Rumpun-rumpun bambu yang rapat, bergoyang sesak tertiup angin. Dari sela-sela daunnya, terdengar gemerisik dari gerakan si tupai yang lincah.

Sekian lama, bibir itu tak bersuara. Wulan menyandarkan tubuhnya hingga kursi bambu yang didudukinya berderit. Diam itu kemudian dipecahkannya dengan suara desah yang panjang. Keresahan Wulan terus mengeram dalam jiwanya. Suasana damai di sekitar, tidak jua merundukkan hati wulan yang terus merutukk nasibnya.

"Tidak usah menutup-nutupi apa pun, aku tahu Meneer Henri sudah tidur dengan perempuan sialan itu!"

Colin yang bersandar di depan tiang penyangga rumah Jonglo itu hanya diam.
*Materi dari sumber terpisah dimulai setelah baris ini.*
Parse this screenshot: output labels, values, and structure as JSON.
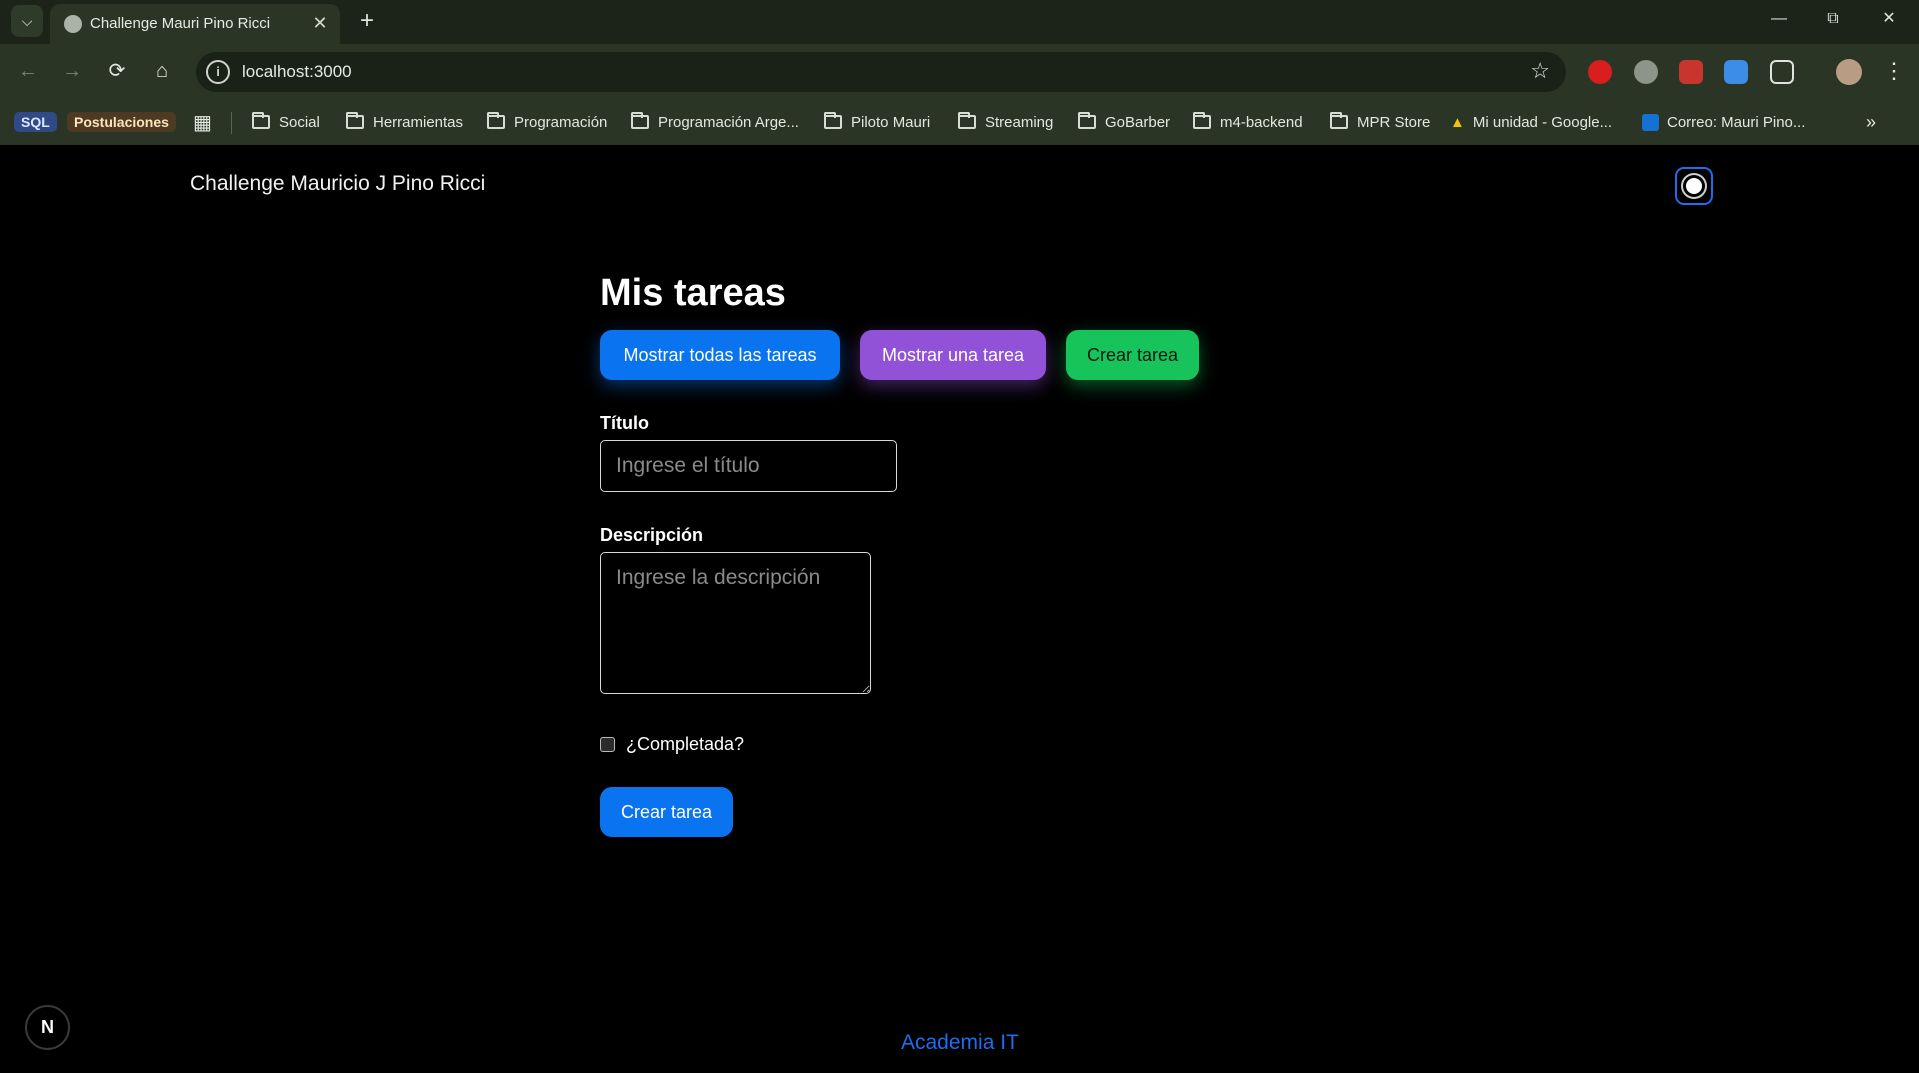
{
  "browser": {
    "tab_title": "Challenge Mauri Pino Ricci",
    "url": "localhost:3000",
    "bookmarks": [
      {
        "label": "SQL",
        "kind": "chip",
        "color": "#2f4a86"
      },
      {
        "label": "Postulaciones",
        "kind": "chip",
        "color": "#4d3a22"
      },
      {
        "label": "Social",
        "kind": "folder"
      },
      {
        "label": "Herramientas",
        "kind": "folder"
      },
      {
        "label": "Programación",
        "kind": "folder"
      },
      {
        "label": "Programación Arge...",
        "kind": "folder"
      },
      {
        "label": "Piloto Mauri",
        "kind": "folder"
      },
      {
        "label": "Streaming",
        "kind": "folder"
      },
      {
        "label": "GoBarber",
        "kind": "folder"
      },
      {
        "label": "m4-backend",
        "kind": "folder"
      },
      {
        "label": "MPR Store",
        "kind": "folder"
      },
      {
        "label": "Mi unidad - Google...",
        "kind": "drive"
      },
      {
        "label": "Correo: Mauri Pino...",
        "kind": "outlook"
      }
    ]
  },
  "header": {
    "brand": "Challenge Mauricio J Pino Ricci"
  },
  "main": {
    "heading": "Mis tareas",
    "buttons": {
      "show_all": "Mostrar todas las tareas",
      "show_one": "Mostrar una tarea",
      "create": "Crear tarea"
    },
    "form": {
      "title_label": "Título",
      "title_placeholder": "Ingrese el título",
      "description_label": "Descripción",
      "description_placeholder": "Ingrese la descripción",
      "completed_label": "¿Completada?",
      "submit_label": "Crear tarea"
    }
  },
  "footer": {
    "link": "Academia IT"
  },
  "colors": {
    "accent_blue": "#0a74f0",
    "purple": "#9152d8",
    "green": "#17c45c"
  }
}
Dia melirik sedikit ke arah beberapa tentara yang siaga di bagian halaman rumah sederhana itu. Hari ini, Colin kembali datang dan mencoba menyadarkan Wulan ... membujuk agak perempuan cantik ini ikut pergi dari Desa Walangsari. Mereka harus menepati kesepakatan yang dititahkan Meneer Henri. Namun, keras kepala wulan Asih melebihi batu cadas yang teronggok di jalan.

"Berhentilah untuk mengurusi Meneer Henri. Bukankah kamu tidak mencintainya, Wulan?"

Wulan menyengir pahit. "Meneer Henri mencintaiku, dia akan memberikan segalanya untukku!"

"Nee! Tidak usah mencari masalah! Meneer Henri sudah memberikan kesempatan! Kita harus pergi dari sini!" Colin masih berusaha berbicara dengan suara pelan. "Jika dia mencintaimu, tidak mungkin dia mengurungmu di sini!"

Wulan memejamkan matanya, perihnya begitu menyayat. Apa yang dikatakan Colin benar. Bahkan selama di rumah ini. Tak satu kali pun Meneer Henri tidak pernah menjenguknya! Pernah satu kali dia bertanya kepada Babu. Si Babu pun tidak tahu alasan Meneer Henri tak datang.

"Dia akan mengunjungiku! Meneer Henri mencintaiku! Penari-penari Cadeau itu bisa keluar dari dalam penjara hanya karena diriku! Mereka semua berhutang budi kepadaku!"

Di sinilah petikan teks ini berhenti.